Two-and-a-half hours out of Penn Station, on the Amtrak line to Boston, the train stops in New London, Conn., in the southeastern part of the state. Boston is about two hours further on, and Providence, R.I., is a short, one-hour drive to the northeast. It’s October 2017, and Power Station New England, celebrating 23 years by initiating a massive overhaul of its technical backbone, is having an “opening” party. It’s about 10 minutes away by car, after a stop at the nearby hotel in Waterford. So smooth and simple. I could smell the wind from the sea; even the landscape felt relaxing after a week in the city. It almost made me want to turn off my phone.
Then, a short time later, we walk into the studio, and … Damn! It just feels good. There’s a magic, a sense of vibe that makes you want to sit down on the couch in the big room, or maybe hop on the piano or drums in one of the iso booths, and just hang out. Music is playing, a band is set up. It’s a party, in a studio, and a lot of creative people are bumping elbows and having martinis. A young Bulgarian woman, at the prompting of her manager, sings to me in the hallway.
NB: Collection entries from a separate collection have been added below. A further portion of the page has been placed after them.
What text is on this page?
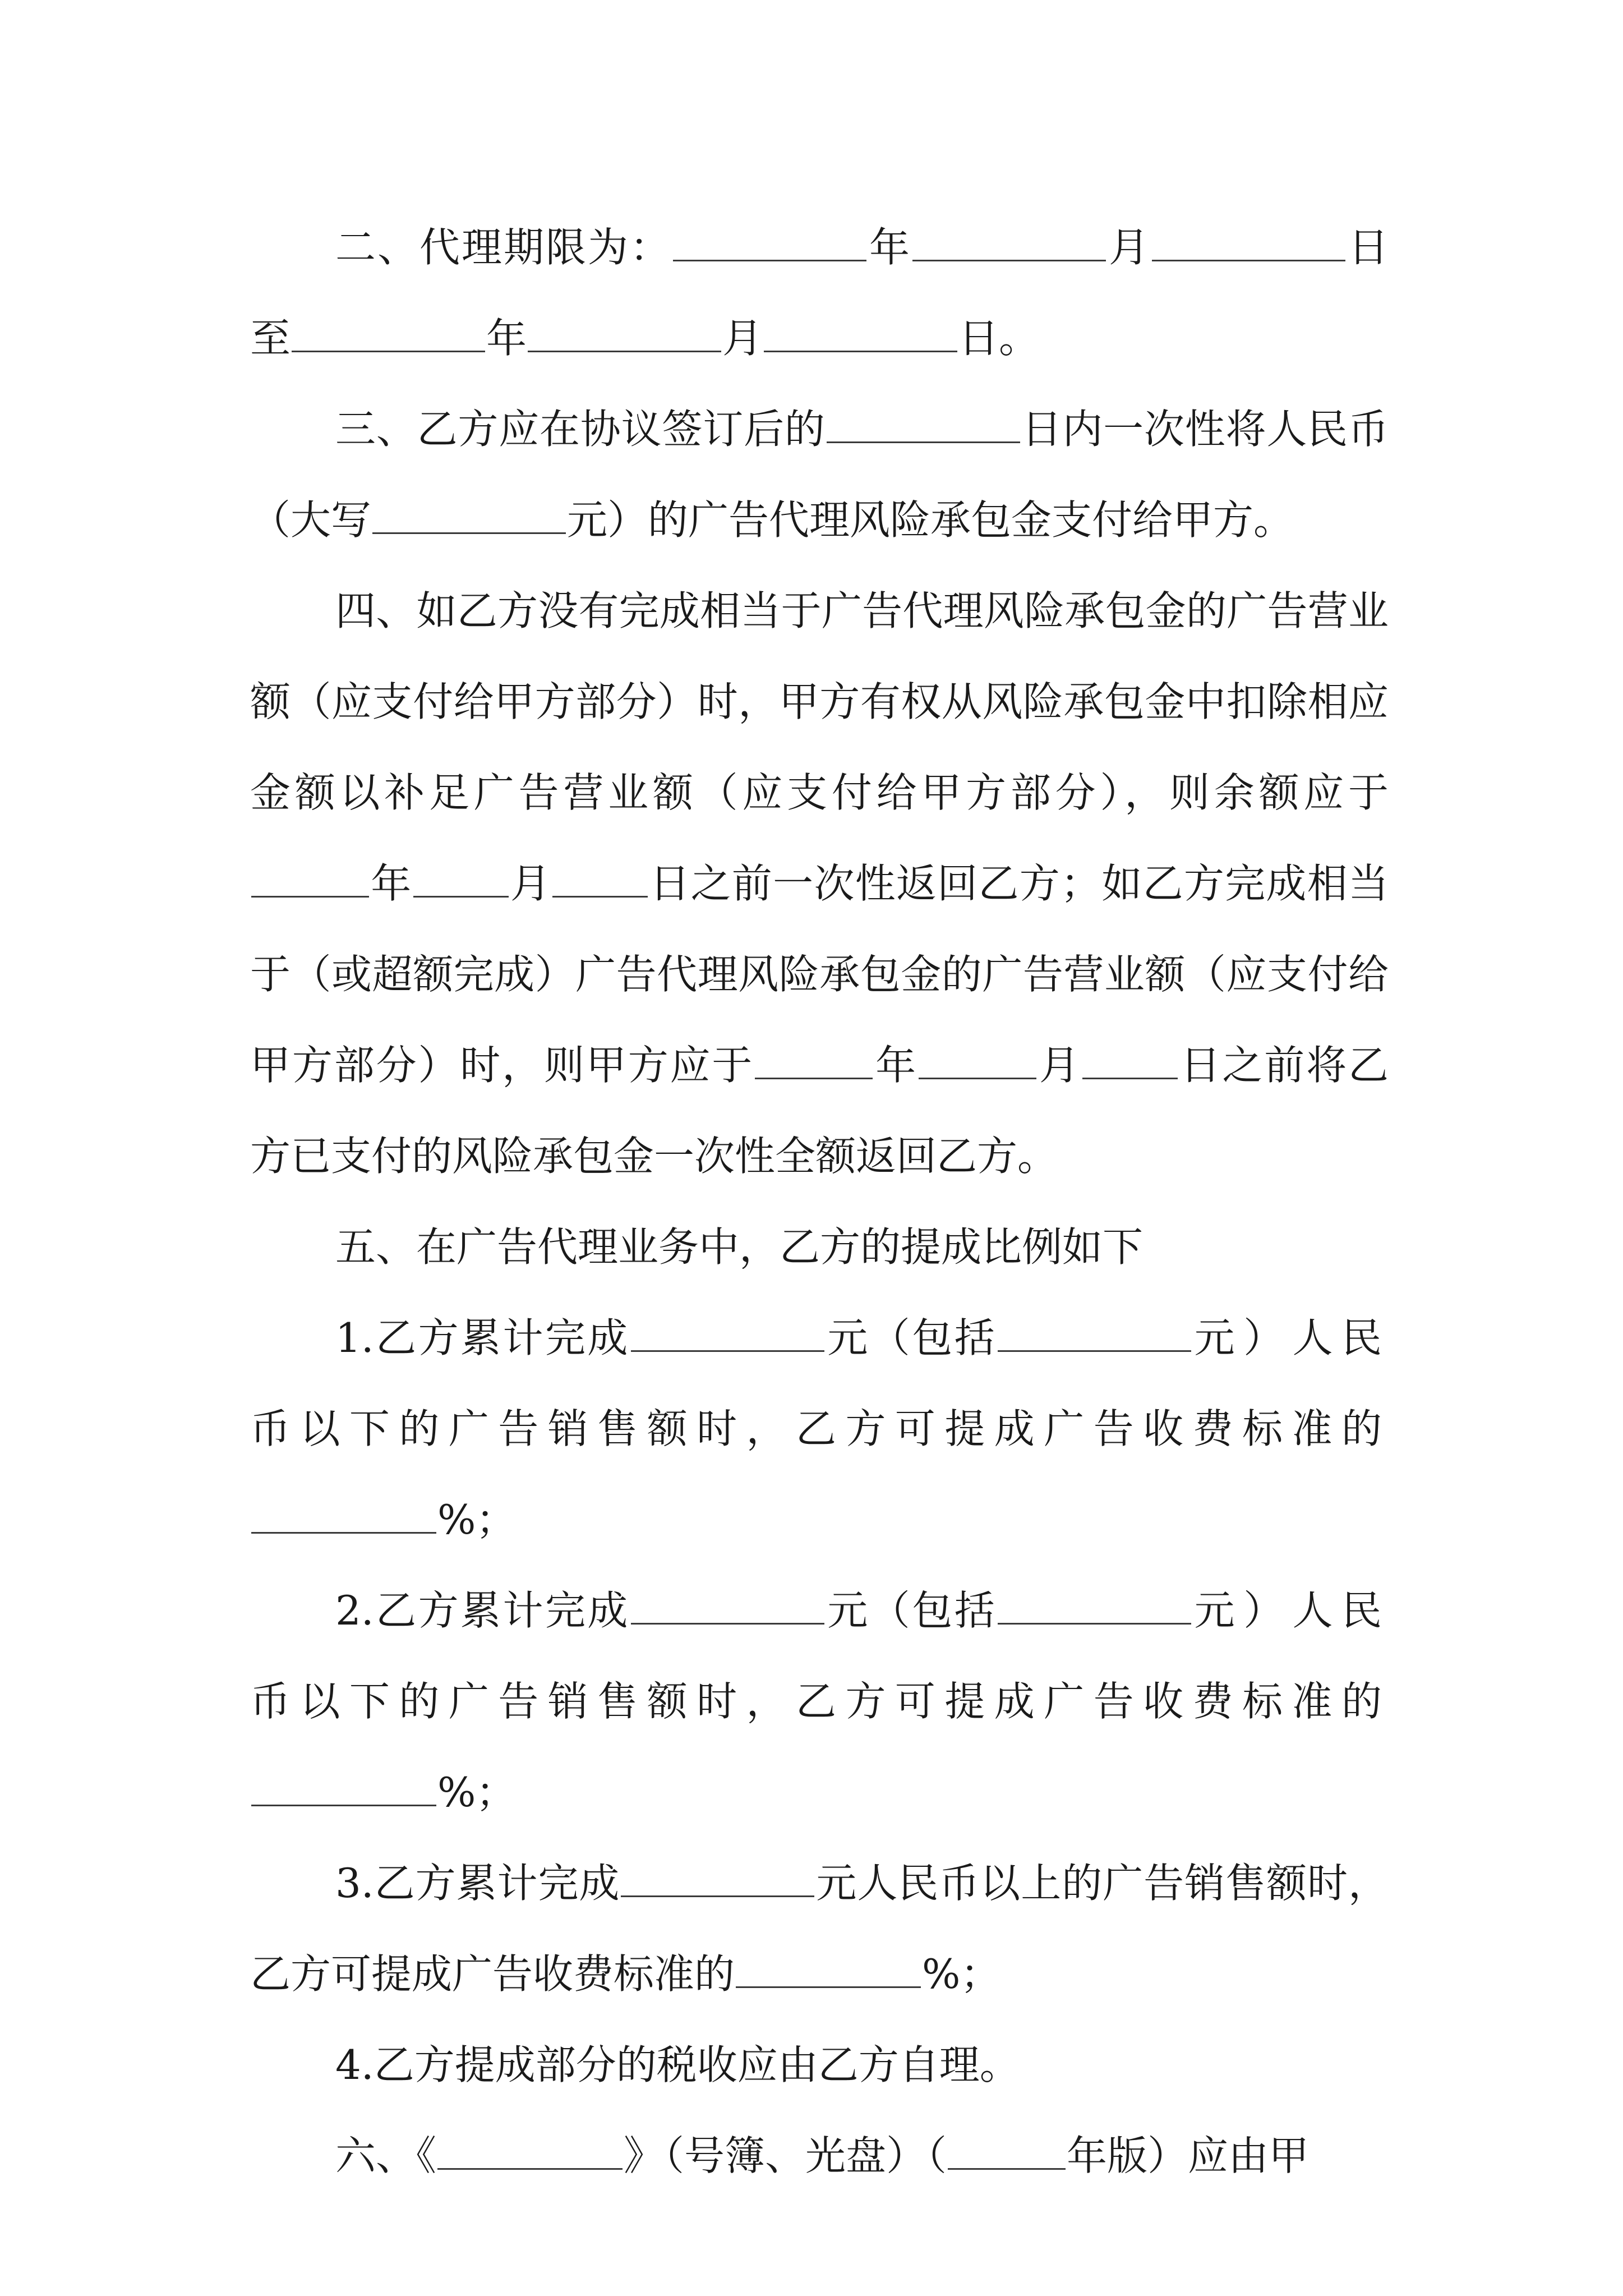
二、代理期限为：	年	月	日至	年	月	日。

三、乙方应在协议签订后的	日内一次性将人民币（大写	元）的广告代理风险承包金支付给甲方。

四、如乙方没有完成相当于广告代理风险承包金的广告营业额（应支付给甲方部分）时，甲方有权从风险承包金中扣除相应金额以补足广告营业额（应支付给甲方部分），则余额应于年 月 日之前一次性返回乙方；如乙方完成相当于（或超额完成）广告代理风险承包金的广告营业额（应支付给甲方部分）时，则甲方应于	年	月 日之前将乙方已支付的风险承包金一次性全额返回乙方。

五、在广告代理业务中，乙方的提成比例如下

1.乙方累计完成	元（包括	元）人民币以下的广告销售额时，乙方可提成广告收费标准的%；

2.乙方累计完成	元（包括	元）人民币以下的广告销售额时，乙方可提成广告收费标准的%；

3.乙方累计完成	元人民币以上的广告销售额时，乙方可提成广告收费标准的	%；

4.乙方提成部分的税收应由乙方自理。

六、《	》（号簿、光盘）（	年版）应由甲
I meet Alfonso Valdez, who a few weeks later will bring his four-piece group up from Brooklyn to record, looking for that band-in-a-room sound. When the party is all over, Eric Torillo, one of the vice presidents, drives me back to the hotel. That type of thing doesn’t often happen. Of course I went back, less than two months later. Now they’re on the cover.
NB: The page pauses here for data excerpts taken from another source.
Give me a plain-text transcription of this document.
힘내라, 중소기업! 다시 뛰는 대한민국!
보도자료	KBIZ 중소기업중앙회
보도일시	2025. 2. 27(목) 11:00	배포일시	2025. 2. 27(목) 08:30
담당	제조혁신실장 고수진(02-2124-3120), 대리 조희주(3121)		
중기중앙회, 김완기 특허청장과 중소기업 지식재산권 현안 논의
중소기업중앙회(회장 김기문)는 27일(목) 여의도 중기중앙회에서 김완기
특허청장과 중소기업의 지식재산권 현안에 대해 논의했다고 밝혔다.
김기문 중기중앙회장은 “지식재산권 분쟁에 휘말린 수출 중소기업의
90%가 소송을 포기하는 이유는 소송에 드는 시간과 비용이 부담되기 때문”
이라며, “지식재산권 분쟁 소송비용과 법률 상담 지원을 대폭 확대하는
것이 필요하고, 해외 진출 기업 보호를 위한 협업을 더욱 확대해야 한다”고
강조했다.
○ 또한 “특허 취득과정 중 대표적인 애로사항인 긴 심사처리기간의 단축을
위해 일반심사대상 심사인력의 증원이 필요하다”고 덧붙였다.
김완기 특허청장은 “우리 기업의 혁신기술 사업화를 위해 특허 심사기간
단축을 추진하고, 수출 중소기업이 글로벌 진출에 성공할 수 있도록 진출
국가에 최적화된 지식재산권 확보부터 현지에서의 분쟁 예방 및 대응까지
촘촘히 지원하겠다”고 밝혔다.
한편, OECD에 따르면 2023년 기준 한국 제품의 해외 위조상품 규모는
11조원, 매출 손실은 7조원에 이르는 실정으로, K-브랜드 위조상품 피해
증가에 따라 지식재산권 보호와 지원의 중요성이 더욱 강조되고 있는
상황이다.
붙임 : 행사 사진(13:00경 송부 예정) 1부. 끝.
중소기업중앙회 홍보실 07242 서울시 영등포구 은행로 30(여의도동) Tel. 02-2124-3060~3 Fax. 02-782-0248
The studio itself is located near the entrance to a small campus of buildings that appears as a cross between suburban industrial park and mini-Hollywood lot. It feels modern, fresh and discrete. A large soundstage, one of five, is fitted with lighting rigs, a motion capture system and extensive green screen and sits off in a building to the left, along with a separate, all-new SSL 4064 G-Plus mix room.
In the buildings beyond, a lot of high-level acoustic research and lab work takes place alongside animation, graphics and everything else needed for high-end audio/video production. Sonalysts, the parent company, is a prosperous, well-established government contractor specializing in underwater acoustic research, training and simulation.
Sonalysts Media, which has dabbled in Oscar-winning films and hosted television series, among countless other projects, has been reinvented under the direction of Torillo as a destination facility for all types of high-end entertainment. That includes world-class audio, whether for records, commercial work or virtual reality, out of a replica of one of the world’s most famous studios, with a meticulously restored and recently installed Neve 8068 console. Producer/engineer Evan Bakke came onboard in August to serve as its champion. Everything is set.
It hit me on the train back to New York that PSNE is a shining example of “the new destination studio.” Built in 1995, in a completely different era of the recording industry, it never really saw the two-month bookings or the band locked out for two weeks. But it has the room. And the room is the new destination. In the new recording world, which has seen the disappearance of many large facilities, it’s the room that matters, not so much the mountains of Colorado or the woods of New Hampshire. The way music is made now, a lot can get done in a few long days or an extended week, with perhaps some B-roll video thrown in, a couple days of tour rehearsal or even a livestream of an intimate performance for fans, to close out the recording of a few tracks.
Related: Billy Gilman Records at Power Station New England, Mix, Jan. 16, 2018
Power Station New England Celebrates Grand Rebirth, Mix, Dec. 12, 2017
The possibilities are endless when you have the full means of production all around you. And it doesn’t hurt if your destination is a world-class room, surrounded by a bunch of cool, creative folks who just want to make music.